El día 27, era notorio que el Papa fallecía definitivamente. Recibió los últimos sacramentos ese día; antes de descansar, le dice a Spina: “Perdono a Haller y a Cervani”. El general francés Cervani y el general suizo Haller, torturaron brutalmente a Pío en febrero de 1798, intentando obtener su renuncia al poder papal. Después, descansa en calma. El 28 de agosto, Spina se dirige al oficial francés a cargo de la vigilancia y le informa: “El ciudadano Papa está muriendo”. Durante todo el día 29, Pío se debate entre cortos períodos de consciencia y sueños plagados de horrores que sólo él puede conocer, para recuperar algo de consciencia. Hacia medianoche, las siete personas que lo rodean recitan el rosario. Pío tiene unas pocas palabras con Spina, terminando con; “Algo mucho más grande que la Iglesia o el Estado está sobre nosotros. Hemos estado ciegos ante ello”. El Papa duerme. Sobre la 1:15 de la madrugada se despierta gritando: “Dio! Non ci vedo!” (“Dios; no puedo ver”), pero Spina limpia cuidadosamente el sudor y el polvo de los ojos del ciudadano Papa. Sus ojos aparecen ahora luminosos, hacia una luz que solamente él puede ver. Le ponen el crucifijo en la mano derecha. Él se incorpora un poco e imparte la triple bendición papal. Sus ojos se cierran. Un suave temblor final. Deja de respirar a la 1:20 de esa madrugada. 

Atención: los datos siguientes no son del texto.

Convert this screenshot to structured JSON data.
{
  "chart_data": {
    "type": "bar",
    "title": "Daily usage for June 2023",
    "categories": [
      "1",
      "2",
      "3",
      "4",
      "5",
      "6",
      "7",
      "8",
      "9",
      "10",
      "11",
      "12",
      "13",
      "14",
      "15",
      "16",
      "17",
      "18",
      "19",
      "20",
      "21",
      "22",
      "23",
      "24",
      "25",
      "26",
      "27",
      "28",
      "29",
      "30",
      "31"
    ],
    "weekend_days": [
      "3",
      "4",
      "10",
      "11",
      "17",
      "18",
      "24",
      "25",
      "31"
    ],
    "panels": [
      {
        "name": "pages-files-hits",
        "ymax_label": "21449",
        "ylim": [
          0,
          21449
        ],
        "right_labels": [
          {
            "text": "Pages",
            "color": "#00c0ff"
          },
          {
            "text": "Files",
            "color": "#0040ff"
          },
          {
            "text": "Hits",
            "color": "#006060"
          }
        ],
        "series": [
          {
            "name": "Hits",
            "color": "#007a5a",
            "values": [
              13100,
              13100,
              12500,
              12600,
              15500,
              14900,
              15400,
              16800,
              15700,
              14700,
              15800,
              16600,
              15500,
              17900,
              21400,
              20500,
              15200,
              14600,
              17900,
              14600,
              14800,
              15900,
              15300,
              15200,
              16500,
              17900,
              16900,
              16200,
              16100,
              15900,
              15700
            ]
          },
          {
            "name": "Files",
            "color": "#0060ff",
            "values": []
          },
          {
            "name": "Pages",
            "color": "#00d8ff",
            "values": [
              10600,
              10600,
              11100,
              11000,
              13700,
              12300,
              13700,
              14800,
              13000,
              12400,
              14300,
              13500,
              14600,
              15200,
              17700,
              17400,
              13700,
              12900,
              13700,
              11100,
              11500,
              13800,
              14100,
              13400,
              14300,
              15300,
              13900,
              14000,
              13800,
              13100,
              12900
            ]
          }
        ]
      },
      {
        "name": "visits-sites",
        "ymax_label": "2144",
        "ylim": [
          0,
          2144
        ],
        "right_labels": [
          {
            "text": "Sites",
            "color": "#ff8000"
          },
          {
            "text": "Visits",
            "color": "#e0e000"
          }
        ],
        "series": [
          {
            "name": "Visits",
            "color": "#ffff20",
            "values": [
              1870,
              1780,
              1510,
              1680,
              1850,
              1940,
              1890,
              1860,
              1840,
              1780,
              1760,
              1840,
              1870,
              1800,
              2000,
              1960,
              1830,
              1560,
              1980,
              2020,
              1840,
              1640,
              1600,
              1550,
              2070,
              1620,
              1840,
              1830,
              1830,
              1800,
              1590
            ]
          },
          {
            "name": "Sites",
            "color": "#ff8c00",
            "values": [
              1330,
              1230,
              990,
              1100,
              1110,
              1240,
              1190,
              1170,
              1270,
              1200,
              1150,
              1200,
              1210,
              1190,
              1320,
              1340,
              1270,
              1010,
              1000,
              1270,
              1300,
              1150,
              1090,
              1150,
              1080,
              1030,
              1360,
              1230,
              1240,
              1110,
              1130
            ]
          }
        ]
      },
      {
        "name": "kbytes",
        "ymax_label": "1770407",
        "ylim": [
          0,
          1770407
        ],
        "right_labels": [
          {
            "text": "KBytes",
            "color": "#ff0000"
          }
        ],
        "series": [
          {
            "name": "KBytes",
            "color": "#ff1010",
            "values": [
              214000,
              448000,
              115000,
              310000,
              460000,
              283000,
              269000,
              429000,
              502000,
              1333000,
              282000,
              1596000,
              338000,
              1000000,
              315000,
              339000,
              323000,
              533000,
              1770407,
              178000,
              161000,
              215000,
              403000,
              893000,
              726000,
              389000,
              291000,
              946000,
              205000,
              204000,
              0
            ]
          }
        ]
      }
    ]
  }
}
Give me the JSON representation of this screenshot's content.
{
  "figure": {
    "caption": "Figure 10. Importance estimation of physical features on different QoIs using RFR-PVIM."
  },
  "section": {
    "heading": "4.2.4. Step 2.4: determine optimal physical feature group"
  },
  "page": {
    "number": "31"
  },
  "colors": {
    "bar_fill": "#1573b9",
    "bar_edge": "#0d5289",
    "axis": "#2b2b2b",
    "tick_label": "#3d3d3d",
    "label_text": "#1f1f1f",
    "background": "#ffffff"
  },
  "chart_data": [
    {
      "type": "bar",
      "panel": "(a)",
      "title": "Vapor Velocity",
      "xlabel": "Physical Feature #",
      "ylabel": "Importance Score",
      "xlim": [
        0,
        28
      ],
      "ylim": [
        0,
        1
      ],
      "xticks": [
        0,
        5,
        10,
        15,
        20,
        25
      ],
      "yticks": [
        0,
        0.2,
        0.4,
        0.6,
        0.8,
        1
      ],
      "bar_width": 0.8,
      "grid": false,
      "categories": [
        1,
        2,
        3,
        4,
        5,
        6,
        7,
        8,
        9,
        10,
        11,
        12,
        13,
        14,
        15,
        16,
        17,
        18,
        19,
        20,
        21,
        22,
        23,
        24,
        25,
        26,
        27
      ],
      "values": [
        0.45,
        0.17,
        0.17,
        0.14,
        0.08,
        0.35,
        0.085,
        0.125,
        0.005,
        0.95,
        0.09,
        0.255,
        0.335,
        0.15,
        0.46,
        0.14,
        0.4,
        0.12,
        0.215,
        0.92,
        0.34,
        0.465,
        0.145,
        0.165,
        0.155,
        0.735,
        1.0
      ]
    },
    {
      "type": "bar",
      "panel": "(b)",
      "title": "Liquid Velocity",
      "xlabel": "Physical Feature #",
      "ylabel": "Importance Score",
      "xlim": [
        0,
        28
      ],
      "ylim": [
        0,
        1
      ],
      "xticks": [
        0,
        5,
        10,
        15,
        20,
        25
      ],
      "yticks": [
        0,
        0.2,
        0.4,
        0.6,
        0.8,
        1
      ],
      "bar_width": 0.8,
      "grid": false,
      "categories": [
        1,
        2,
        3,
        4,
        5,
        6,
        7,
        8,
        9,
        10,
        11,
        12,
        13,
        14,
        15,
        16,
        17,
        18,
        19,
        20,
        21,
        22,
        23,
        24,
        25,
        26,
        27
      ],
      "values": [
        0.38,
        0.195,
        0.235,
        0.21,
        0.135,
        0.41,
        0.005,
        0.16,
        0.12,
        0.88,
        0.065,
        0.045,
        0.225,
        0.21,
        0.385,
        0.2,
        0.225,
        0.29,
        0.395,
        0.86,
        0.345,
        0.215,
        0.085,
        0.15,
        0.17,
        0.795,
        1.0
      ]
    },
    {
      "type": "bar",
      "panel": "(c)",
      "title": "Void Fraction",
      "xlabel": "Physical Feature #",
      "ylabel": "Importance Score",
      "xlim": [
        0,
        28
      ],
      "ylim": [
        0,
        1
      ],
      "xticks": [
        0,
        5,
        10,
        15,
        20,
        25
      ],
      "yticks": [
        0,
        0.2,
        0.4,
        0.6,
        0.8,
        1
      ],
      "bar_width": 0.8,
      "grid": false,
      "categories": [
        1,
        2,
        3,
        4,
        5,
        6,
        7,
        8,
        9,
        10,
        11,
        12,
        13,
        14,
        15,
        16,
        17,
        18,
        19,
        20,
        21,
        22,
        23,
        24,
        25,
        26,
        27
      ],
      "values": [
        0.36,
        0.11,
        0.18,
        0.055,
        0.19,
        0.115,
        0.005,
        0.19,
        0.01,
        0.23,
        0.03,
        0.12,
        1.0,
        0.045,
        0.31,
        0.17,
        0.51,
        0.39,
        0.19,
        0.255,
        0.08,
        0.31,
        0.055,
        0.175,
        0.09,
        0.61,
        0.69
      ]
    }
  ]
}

El oficial francés abandona la habitación del fallecido para escribir un corto despacho para el mensajero de París: “Esta mañana, a la 1:20, el ciudadano Papa ha fallecido. ¡Viva la República!”. A la mañana siguiente el mayor periódico de Valence incluye un artículo que dice: “La muerte de Pío VI pone un sello que cierra una época, para gloria de la filosofía y de los tiempos modernos”. Embalsaman su cuerpo (el corazón y las entrañas se ponen en una urna), encierran sus restos en un ataúd de plomo, dentro de uno de madera, y los depositan en una tierra sin consagrar en las afueras de Valence. Spina escribe al Cardenal Antonelli: “Si lo que Su Santidad dijo es cierto ¿qué nos queda? ¿qué es lo que está por encima de todos nosotros?”. El 17 de febrero de 1802, con permiso de Napoleón, el ataúd es desenterrado y llevado a Roma donde es enterrado con honor. La urna permanece aún en Valence (Francia).

 


Toda la documentación utilizada en esta página está basada en la obra "The decline and fall of the roman church" (1981) del escritor y sacerdote Malachi Martin, en la traducción al castellano de Ignacio Solves.